If I have a significant beef with Coetzee’s approach, it is that he has been patient with some glaringly misfiring individuals for a fatal game or two too long now; too averse to making really major, hard decisions in selection terms for restorative purposes.

But we also cannot summarily dismiss as unimportant the fact that he took over as Bok coach at unusually short notice – his appointment was announced in mid-April, a probably unprecedented mere seven weeks or thereabouts before he had to oversee his first Test match.

Taking over a support staff primarily pre-appointed, something that might not happen in many other frontline rugby countries, would hardly have helped his quest to rapidly assert himself and execute his plans properly.

Then there is a rather vast pool of mostly injured-related, current side-lined figures to weigh up, a phenomenon affecting both established, proven internationals and some younger players who might feasibly have come into the reckoning during 2016.

Such names include Handre Pollard, Pat Lambie (both of them orthodox, much-needed “generals” at No 10), Duane Vermeulen, Frans Malherbe, Sikhumbuzo Notshe, Ruan Combrinck, Marcell Coetzee, and the Bulls’ exciting, 21-year-old former SA under-20 fullback Warrick Gelant.
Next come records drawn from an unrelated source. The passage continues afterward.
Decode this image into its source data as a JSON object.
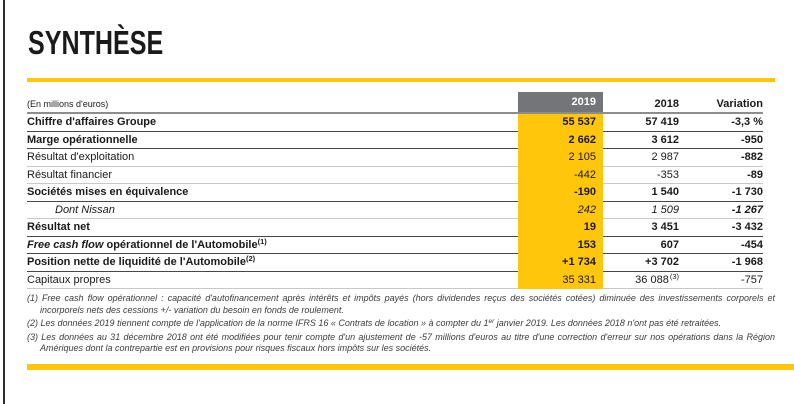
{
  "page": {
    "title": "SYNTHÈSE",
    "unit_label": "(En millions d'euros)"
  },
  "colors": {
    "accent_yellow": "#FFC60B",
    "header_gray": "#747578"
  },
  "table": {
    "columns": {
      "c2019": "2019",
      "c2018": "2018",
      "variation": "Variation"
    },
    "rows": [
      {
        "label": "Chiffre d'affaires Groupe",
        "label_italic": "",
        "label_sup": "",
        "v2019": "55 537",
        "v2018": "57 419",
        "v2018_sup": "",
        "variation": "-3,3 %",
        "bold": true,
        "italic": false,
        "indent": false,
        "variation_bold": true
      },
      {
        "label": "Marge opérationnelle",
        "label_italic": "",
        "label_sup": "",
        "v2019": "2 662",
        "v2018": "3 612",
        "v2018_sup": "",
        "variation": "-950",
        "bold": true,
        "italic": false,
        "indent": false,
        "variation_bold": true
      },
      {
        "label": "Résultat d'exploitation",
        "label_italic": "",
        "label_sup": "",
        "v2019": "2 105",
        "v2018": "2 987",
        "v2018_sup": "",
        "variation": "-882",
        "bold": false,
        "italic": false,
        "indent": false,
        "variation_bold": true
      },
      {
        "label": "Résultat financier",
        "label_italic": "",
        "label_sup": "",
        "v2019": "-442",
        "v2018": "-353",
        "v2018_sup": "",
        "variation": "-89",
        "bold": false,
        "italic": false,
        "indent": false,
        "variation_bold": true
      },
      {
        "label": "Sociétés mises en équivalence",
        "label_italic": "",
        "label_sup": "",
        "v2019": "-190",
        "v2018": "1 540",
        "v2018_sup": "",
        "variation": "-1 730",
        "bold": true,
        "italic": false,
        "indent": false,
        "variation_bold": true
      },
      {
        "label": "Dont Nissan",
        "label_italic": "",
        "label_sup": "",
        "v2019": "242",
        "v2018": "1 509",
        "v2018_sup": "",
        "variation": "-1 267",
        "bold": false,
        "italic": true,
        "indent": true,
        "variation_bold": true
      },
      {
        "label": "Résultat net",
        "label_italic": "",
        "label_sup": "",
        "v2019": "19",
        "v2018": "3 451",
        "v2018_sup": "",
        "variation": "-3 432",
        "bold": true,
        "italic": false,
        "indent": false,
        "variation_bold": true
      },
      {
        "label": " opérationnel de l'Automobile",
        "label_italic": "Free cash flow",
        "label_sup": "(1)",
        "v2019": "153",
        "v2018": "607",
        "v2018_sup": "",
        "variation": "-454",
        "bold": true,
        "italic": false,
        "indent": false,
        "variation_bold": true
      },
      {
        "label": "Position nette de liquidité de l'Automobile",
        "label_italic": "",
        "label_sup": "(2)",
        "v2019": "+1 734",
        "v2018": "+3 702",
        "v2018_sup": "",
        "variation": "-1 968",
        "bold": true,
        "italic": false,
        "indent": false,
        "variation_bold": true
      },
      {
        "label": "Capitaux propres",
        "label_italic": "",
        "label_sup": "",
        "v2019": "35 331",
        "v2018": "36 088",
        "v2018_sup": "(3)",
        "variation": "-757",
        "bold": false,
        "italic": false,
        "indent": false,
        "variation_bold": false
      }
    ]
  },
  "footnotes": [
    {
      "parts": [
        {
          "t": "(1) Free cash flow opérationnel : capacité d'autofinancement après intérêts et impôts payés (hors dividendes reçus des sociétés cotées) diminuée des investissements corporels et incorporels nets des cessions +/- variation du besoin en fonds de roulement."
        }
      ]
    },
    {
      "parts": [
        {
          "t": "(2) Les données 2019 tiennent compte de l'application de la norme IFRS 16 « Contrats de location » à compter du 1"
        },
        {
          "sup": "er"
        },
        {
          "t": " janvier 2019. Les données 2018 n'ont pas été retraitées."
        }
      ]
    },
    {
      "parts": [
        {
          "t": "(3) Les données au 31 décembre 2018 ont été modifiées pour tenir compte d'un ajustement de -57 millions d'euros au titre d'une correction d'erreur sur nos opérations dans la Région Amériques dont la contrepartie est en provisions pour risques fiscaux hors impôts sur les sociétés."
        }
      ]
    }
  ]
}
Don’t underestimate the improved oomph some of these men could bring to a presently tentative, spooked Bok side.

Coetzee also isn’t personally on the park (and left only to pull his remaining, greying hair out) when, for instance, his supposedly ball-carrying blindside flank spills an elementary ball forward under only limited pressure, or his various kickers – against his wishes, he swears – thump the ball up, ill-advisedly and repeatedly, onto that aerial maestro Israel Folau.

The portents don’t look too good at this point, I give you that, but Coetzee still deserves an infinitely more reasonable amount of time than six or seven Test matches to put his desired stamp on things.

He is coaching at a vulnerable juncture in Bok history. Sad truth be told, there is an unusually glaring limit on quality playing material available to him at present.

Things should improve quite considerably in that respect next year.

That is when, more acceptably bedded down in a demanding role, we can and should more vigorously judge him.